Il y a aussi un débat sur qui a été le premier à accepter le Saint Prophète Muhammad (s.a.w.). Les historiens diffèrent sur qui parmi les premiers hommes a cru en lui en premier : Abou Bakr (r.a.) ou ‘Ali (r.a.) ou Zayd Ibn Haritha. Certains suggèrent la solution suivante en disant qu’Ali était le premier parmi les enfants, Abou Bakr le premier parmi les adultes et Zayd était le premier parmi les esclaves.

En conciliant ces différents récits, le ‘Allamah Ahmad Ibn ‘Abdillah déclare : « Khadija Bint Khouwaylid a été la première à se convertir à l’islam. ‘Ali était le premier parmi les hommes alors qu’il était encore enfant : il était âgé de dix ans et avait caché sa conversion à l’islam. Abou Bakr Ibn Abi Qahafa était le premier Arabe adulte à se convertir et qui l’avait annoncé au monde. Zayd Ibn Haritha était le premier parmi les esclaves affranchis à se convertir à l’islam. Il y consensus sur cette question : aucun désaccord n’existe à ce propos.

Hazrat Mirza Bashir Ahmad dit à ce propos : « Lorsque le Saint Prophète Muhammad (s.a.w.) lança sa mission de prédication, la première personne qui accepta l’islam était Khadija qui n’a pas hésité un seul instant. Il y a des avis divergents au sujet de qui était le premier homme à avoir accepté l’islam après Khadija. D’aucuns disent qu’il s’agirait d’Abou Bakr ‘Abdoullah Abi Qahafa ; d’autres disent qu’il s’agirait d’Ali ou de Zayd Ibn Haritha. Mais selon nous, ce débat est inutile. ‘Ali et Zayd Ibn Haritha étaient des membres du foyer du Saint Prophète Muhammad (s.a.w.) et vivaient avec lui, tels ses propres enfants. Le Saint Prophète Muhammad (s.a.w.) n’avait qu’à s’exprimer et ils croyaient aussitôt ce qu’il disait. »

Étant des enfants, ils acceptaient tout ce que disait le Saint Prophète Muhammad (s.a.w.). Il se peut qu’ils aient cru en lui de cette manière.

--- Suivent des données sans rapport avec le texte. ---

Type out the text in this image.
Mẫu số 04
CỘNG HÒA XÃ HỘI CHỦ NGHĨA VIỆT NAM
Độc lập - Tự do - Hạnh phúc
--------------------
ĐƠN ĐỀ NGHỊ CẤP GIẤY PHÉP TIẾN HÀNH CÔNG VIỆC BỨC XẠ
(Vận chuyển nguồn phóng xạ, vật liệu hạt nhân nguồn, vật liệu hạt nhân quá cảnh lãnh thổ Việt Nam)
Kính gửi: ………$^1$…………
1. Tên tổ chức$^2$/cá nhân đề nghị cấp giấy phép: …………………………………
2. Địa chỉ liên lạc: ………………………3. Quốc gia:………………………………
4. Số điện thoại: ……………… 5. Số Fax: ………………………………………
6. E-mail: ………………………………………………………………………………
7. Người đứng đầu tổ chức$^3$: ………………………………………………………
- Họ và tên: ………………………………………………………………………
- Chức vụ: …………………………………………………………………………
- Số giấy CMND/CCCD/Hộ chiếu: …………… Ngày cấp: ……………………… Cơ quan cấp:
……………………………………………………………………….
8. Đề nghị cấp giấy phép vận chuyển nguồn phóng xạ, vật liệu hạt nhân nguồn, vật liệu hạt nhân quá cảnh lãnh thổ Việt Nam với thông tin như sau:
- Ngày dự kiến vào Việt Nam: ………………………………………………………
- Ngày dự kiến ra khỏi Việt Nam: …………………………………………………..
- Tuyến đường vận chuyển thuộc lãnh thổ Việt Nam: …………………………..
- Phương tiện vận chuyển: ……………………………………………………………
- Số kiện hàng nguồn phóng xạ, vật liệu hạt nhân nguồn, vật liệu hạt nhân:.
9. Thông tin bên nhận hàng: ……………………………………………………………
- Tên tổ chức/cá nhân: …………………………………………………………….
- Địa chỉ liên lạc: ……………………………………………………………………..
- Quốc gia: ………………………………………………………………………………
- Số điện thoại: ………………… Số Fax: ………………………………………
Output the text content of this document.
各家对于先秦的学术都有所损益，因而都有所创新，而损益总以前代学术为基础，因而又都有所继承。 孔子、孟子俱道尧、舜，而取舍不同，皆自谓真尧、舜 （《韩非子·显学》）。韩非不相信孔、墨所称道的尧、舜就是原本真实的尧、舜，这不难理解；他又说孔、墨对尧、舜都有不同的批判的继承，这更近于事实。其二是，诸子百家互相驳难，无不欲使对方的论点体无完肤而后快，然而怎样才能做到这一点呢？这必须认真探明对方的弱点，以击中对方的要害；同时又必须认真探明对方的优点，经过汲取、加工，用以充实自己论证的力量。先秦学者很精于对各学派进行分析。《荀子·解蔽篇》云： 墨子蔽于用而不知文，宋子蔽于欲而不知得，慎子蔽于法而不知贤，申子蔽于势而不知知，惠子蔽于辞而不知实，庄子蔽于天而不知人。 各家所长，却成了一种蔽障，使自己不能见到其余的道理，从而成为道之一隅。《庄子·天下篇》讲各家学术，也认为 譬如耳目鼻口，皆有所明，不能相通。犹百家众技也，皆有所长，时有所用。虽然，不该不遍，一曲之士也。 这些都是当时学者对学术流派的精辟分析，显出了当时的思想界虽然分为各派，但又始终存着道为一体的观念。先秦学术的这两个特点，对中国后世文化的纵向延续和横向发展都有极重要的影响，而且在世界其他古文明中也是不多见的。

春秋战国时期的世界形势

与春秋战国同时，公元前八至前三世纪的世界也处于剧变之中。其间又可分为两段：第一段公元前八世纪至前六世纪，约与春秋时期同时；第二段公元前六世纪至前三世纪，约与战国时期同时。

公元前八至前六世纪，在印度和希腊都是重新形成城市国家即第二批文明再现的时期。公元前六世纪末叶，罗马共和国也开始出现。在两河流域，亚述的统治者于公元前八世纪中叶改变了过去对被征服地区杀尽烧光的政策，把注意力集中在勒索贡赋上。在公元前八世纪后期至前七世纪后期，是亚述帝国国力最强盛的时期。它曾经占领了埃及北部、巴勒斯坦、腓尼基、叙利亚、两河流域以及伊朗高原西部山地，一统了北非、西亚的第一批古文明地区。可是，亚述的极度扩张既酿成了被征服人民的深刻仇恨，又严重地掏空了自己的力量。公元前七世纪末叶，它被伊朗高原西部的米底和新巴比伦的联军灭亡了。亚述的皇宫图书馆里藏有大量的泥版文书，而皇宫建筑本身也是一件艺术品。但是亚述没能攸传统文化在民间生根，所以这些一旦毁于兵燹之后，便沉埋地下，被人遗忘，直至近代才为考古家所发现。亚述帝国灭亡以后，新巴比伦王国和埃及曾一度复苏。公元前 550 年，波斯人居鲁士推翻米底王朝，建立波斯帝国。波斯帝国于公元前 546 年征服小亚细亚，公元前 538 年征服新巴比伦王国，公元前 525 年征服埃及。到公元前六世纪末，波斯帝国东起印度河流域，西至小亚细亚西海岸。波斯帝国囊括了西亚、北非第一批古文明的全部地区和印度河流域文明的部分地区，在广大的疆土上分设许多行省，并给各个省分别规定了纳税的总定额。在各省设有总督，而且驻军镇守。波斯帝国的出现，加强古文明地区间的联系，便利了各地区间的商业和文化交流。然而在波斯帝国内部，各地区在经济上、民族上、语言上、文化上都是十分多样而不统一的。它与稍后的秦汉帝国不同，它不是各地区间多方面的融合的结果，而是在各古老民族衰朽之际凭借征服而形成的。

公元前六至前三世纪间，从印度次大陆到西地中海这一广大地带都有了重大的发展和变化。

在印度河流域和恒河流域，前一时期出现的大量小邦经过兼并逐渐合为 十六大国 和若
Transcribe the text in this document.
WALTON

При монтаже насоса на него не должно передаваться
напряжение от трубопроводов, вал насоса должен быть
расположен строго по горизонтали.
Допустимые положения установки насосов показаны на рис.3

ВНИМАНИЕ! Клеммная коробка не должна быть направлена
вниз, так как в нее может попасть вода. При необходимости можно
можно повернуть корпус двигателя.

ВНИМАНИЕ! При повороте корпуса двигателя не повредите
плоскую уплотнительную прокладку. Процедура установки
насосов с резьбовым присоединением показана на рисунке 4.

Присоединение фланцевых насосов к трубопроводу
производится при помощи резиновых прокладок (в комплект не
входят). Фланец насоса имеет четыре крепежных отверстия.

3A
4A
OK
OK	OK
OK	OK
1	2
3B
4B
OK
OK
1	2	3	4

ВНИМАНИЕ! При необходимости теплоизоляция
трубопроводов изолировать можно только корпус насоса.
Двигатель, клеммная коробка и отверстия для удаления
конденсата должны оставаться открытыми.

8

Hazrat Mirza Bashir Ahmad Saheb ajoute : « Hormis ces deux enfants, Abou Bakr (r.a.) est unanimement accepté comme le premier et le plus important dans son acceptation de l’islam. Hassân Ibn Thâbit Al-Ansâri, le poète du Saint Prophète (s.a.w.), dit à propos d’Abou Bakr (r.a.) :

« Chaque fois que le doux souvenir de l’un de vos nobles frères s’élève dans votre cœur, souvenez-vous également de votre frère Abou Bakr, en raison de ses vertus dignes d’évocation. Après le Saint Prophète (s.a.w.), il était le plus Mouttaqi et le plus juste de tous les hommes et celui qui s’acquittait le mieux des responsabilités qu’il avait endossées. En effet, c’était Abou Bakr (r.a.) qui était le deuxième avec le Saint Prophète (s.a.w.) dans la Caverne de Thawr, qui s’était effacé dans l’obéissance du Prophète (s.a.w.). Quelle que soit la tâche qu’il entreprenait, il l’embellissait et il était le premier à croire au Messager. »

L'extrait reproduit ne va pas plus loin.